It’s Been Four Months


I just flossed my teeth, which I write because often, I don’t.

I’m lying on Jon’s bed without Jon at Jon’s parents’ house, because yesterday my dad yelled and wouldn’t let go of me until I broke the plate in my left hand over his bald, bare head. I gathered all of my things, called him crazy, and walked out of the front door while he screamed at me.

I try not to use the word crazy to describe or insult, just like I try not to use the word “retarded.” I hate the thought of someone calling me or my sister or anyone else crazy— I don’t see the point in adding insult to injury. Unless it’s directed toward my father for the fucking terror he just caused me. And the whole time that I’m crying and sweating and trying with 12 percent life left in my iPhone battery to call someone who can pick me up as I walk down the street with a suitcase, a bag, another bag, and my dog— the whole time I’m thinking about how fucked up this is and has always been, and how angry I am about how he treated my little sister for 21 years before she’d had enough, even if I can’t quite bring myself to be angry about how he still treats me. It’s hard to admit— I went back and deleted the word but I had to re-write it because there’s no other way to put it.

I’ve kept saying that I don’t feel angry, but here it is; eat it up, grief experts. I am so angry that I am still in the middle of this inter-and-intra-personal war that has ravaged my family since that first five-year-old’s memory of two parents fighting over how to cut a loaf of fucking bread. I am so angry that the main topic of conversation when I visit my dad is still my sister, because it’s (forever, now) one of those times when they aren’t speaking. (Even though, he tells me, he talks to her all the time, and I listen and think, She’s ignoring you and doesn’t give a shit.) I am so angry that I still feel like I even have to visit my dad in the first place because it’s (forever, now) one of those times when he and Emily haven’t seen each other for months. And I’m angry that a long chunk of the rest of my life might be this story of subjecting myself to the potential eruption of his bullshit because I just plain feel bad for him because he’s lost his daughter and because it’s either programmed into my genes or else I’m placebo-affected to love him.

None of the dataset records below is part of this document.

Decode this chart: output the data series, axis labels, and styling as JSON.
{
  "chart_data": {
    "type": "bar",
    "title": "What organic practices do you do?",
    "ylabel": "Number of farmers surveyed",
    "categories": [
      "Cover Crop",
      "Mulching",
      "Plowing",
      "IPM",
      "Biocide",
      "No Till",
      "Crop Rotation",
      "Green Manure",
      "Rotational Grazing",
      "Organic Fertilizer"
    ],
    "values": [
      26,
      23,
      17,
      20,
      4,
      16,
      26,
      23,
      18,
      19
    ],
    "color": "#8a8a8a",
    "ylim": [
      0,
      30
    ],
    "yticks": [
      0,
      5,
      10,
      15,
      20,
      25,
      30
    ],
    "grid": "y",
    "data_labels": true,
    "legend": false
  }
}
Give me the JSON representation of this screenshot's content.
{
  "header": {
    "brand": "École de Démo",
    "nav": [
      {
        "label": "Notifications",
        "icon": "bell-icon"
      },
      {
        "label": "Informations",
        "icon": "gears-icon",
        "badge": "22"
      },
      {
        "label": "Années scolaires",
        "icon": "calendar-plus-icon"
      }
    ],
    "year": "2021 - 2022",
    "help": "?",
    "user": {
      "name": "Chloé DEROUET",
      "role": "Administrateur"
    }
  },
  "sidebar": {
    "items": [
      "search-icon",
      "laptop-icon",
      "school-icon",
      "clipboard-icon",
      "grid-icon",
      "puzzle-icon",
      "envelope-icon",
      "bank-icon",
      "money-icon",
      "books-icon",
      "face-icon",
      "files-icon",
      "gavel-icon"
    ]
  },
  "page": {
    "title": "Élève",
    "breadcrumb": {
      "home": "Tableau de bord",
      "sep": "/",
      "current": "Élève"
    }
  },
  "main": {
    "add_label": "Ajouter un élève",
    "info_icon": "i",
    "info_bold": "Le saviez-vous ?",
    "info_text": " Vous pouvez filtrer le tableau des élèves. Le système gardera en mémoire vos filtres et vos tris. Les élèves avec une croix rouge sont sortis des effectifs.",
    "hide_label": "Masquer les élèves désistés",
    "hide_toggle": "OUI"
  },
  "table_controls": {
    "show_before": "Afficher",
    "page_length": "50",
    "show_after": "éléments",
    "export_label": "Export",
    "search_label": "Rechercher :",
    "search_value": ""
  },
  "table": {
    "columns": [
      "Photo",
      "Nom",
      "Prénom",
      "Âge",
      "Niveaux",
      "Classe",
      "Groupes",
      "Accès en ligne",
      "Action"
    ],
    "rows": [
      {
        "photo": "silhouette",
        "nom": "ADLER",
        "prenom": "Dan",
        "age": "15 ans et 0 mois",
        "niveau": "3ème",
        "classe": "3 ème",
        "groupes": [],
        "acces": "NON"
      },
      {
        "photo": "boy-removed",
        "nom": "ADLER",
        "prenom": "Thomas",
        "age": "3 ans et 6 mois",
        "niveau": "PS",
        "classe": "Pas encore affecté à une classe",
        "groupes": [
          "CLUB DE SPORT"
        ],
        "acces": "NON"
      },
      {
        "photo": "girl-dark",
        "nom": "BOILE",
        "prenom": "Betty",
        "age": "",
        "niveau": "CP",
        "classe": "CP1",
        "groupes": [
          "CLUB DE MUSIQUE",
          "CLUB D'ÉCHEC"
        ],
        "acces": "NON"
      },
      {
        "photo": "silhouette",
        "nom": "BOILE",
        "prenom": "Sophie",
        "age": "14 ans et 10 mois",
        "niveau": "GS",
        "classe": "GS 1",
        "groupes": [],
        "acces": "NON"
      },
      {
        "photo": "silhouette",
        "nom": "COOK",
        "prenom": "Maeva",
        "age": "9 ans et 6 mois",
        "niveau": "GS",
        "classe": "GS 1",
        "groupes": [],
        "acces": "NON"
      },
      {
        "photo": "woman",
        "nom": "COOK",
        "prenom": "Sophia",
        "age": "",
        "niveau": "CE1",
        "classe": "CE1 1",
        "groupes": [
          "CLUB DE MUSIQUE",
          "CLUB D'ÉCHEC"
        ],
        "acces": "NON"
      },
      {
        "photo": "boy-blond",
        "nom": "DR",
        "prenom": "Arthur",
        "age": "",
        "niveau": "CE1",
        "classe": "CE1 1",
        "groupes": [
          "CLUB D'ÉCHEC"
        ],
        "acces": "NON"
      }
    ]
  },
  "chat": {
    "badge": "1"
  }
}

I don’t know if what I’m writing makes any sense but I think you would understand anyway, Em. What I wish I could say is that I’m sorry that I kept trying to get you to keep giving him more chances. I’m sorry that after you connected with him when you were so, so manic I thought you could handle it, so I let you be alone with him when you were so, so depressed. It’s not my job— it was never my job— but I didn’t do it well. And although I don’t blame him, I am angry at him now.